UNITED WATER RESOURCES AND GWC CORPORATION
SHAREHOLDERS VOTE TO PROCEED WITH PLANNED MERGER

participate in the meeting's agenda.  The new meeting date is likely to be in
early June, Correll said.

     Under the terms of the agreement, Lyonnaise des Eaux-Dumez, the majority
shareholder of GWC, will receive 70% of its consideration in common stock of
United Water, at a ratio of 1.2 shares of United Water to 1 share of GWC, and
the remaining 30% in convertible preference stock.  The minority shareholders of
GWC will receive 70% of their consideration in common stock of United Water, at
a ratio of 1.2 shares of United Water to 1 share of GWC, and will have a choice
of taking the remaining 30% in either (i) cash equal to 1.2 times the average
market price of United Water common stock on the New York Stock Exchange for 20
trading days prior to the closing, or (ii) an equivalent value of United Water
convertible preference stock.  The merger is expected to be tax free to the
extent common shareholders of GWC receive common stock or preference stock of
United Water.

     United Water Resources is the parent firm of Hackensack Water Company and
Spring Valley Water Company, which serve about one million people in northern
New Jersey and southern New York.  Other United Water subsidiaries are engaged
in real estate development, environmental testing, the operation of small water
and sewer utilities and the provision of contract services to the utility
industry.  United Water has approximately 700 employees.

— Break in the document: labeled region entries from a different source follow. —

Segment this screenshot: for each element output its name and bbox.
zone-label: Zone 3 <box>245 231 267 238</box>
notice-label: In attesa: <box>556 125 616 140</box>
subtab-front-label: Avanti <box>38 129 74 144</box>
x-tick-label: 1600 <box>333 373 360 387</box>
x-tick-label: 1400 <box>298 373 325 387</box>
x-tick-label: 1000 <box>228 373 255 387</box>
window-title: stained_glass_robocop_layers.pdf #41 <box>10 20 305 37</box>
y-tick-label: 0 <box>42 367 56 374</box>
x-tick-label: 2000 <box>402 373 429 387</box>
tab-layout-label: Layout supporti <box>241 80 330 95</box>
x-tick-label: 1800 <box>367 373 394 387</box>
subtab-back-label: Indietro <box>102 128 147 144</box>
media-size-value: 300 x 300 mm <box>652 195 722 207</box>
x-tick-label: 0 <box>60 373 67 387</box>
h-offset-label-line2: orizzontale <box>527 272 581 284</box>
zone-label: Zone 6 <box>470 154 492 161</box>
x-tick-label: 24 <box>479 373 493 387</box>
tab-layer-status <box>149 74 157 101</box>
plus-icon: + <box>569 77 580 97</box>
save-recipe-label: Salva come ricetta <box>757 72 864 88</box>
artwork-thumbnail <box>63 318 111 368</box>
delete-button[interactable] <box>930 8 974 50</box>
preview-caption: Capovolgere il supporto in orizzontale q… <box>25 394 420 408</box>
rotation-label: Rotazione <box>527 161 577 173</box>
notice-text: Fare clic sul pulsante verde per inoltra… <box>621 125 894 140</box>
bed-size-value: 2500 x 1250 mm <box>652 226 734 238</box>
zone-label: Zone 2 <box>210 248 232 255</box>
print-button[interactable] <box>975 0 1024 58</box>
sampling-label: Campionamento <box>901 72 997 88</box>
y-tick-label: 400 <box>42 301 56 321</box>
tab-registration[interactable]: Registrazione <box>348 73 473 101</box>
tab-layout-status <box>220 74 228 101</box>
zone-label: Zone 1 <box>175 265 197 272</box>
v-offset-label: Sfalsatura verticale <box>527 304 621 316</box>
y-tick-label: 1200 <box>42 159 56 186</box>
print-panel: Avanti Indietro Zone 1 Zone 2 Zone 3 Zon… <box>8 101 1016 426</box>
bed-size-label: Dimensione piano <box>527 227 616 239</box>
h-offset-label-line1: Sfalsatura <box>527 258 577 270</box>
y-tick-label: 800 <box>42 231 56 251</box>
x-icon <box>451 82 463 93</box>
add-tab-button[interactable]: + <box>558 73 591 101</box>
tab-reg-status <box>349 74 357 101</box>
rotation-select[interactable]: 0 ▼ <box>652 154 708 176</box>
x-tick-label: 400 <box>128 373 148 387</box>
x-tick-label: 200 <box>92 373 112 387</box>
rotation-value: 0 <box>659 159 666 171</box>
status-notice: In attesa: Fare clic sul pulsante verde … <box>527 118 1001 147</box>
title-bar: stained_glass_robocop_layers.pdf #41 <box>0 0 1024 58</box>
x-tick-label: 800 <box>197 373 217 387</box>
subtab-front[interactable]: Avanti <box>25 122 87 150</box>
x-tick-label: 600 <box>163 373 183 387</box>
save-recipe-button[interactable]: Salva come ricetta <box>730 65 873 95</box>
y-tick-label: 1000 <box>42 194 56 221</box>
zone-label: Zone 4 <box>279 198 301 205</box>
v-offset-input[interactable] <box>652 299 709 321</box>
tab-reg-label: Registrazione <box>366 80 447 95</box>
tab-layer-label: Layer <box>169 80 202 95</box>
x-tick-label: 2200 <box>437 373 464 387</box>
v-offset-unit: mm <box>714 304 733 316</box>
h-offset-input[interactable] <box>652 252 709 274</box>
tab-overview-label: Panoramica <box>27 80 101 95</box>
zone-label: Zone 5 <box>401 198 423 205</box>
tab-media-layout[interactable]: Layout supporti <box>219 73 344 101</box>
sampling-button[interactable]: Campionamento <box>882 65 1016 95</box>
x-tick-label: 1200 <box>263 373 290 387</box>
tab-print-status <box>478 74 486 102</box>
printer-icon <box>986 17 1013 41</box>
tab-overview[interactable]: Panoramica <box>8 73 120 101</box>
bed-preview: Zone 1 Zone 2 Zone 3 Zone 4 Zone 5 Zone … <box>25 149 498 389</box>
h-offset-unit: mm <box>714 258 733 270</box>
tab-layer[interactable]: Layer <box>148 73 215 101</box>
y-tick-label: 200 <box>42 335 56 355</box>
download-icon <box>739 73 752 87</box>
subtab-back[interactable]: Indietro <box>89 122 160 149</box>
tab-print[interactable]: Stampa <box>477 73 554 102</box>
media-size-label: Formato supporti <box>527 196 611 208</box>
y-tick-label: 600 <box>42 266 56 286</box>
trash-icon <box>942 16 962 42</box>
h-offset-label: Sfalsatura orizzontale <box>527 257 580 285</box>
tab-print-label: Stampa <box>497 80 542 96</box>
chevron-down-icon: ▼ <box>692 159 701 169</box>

     GWC Corporation is the holding company for General Waterworks Corporation,
which provides water service to a population of approximately one million people
through 20 regulated utilities in 14 states.  The company has approximately 750
employees.  Headquartered in King of Prussia, Pennsylvania, General Waterworks'
eight largest utilities are located in: Boise, Idaho; Jacksonville, Florida; Rio
Rancho, New Mexico; Toms River, New Jersey; New Rochelle, New York; Wilmington,
Delaware; Harrisburg, Pennsylvania and Pine Bluff, Arkansas.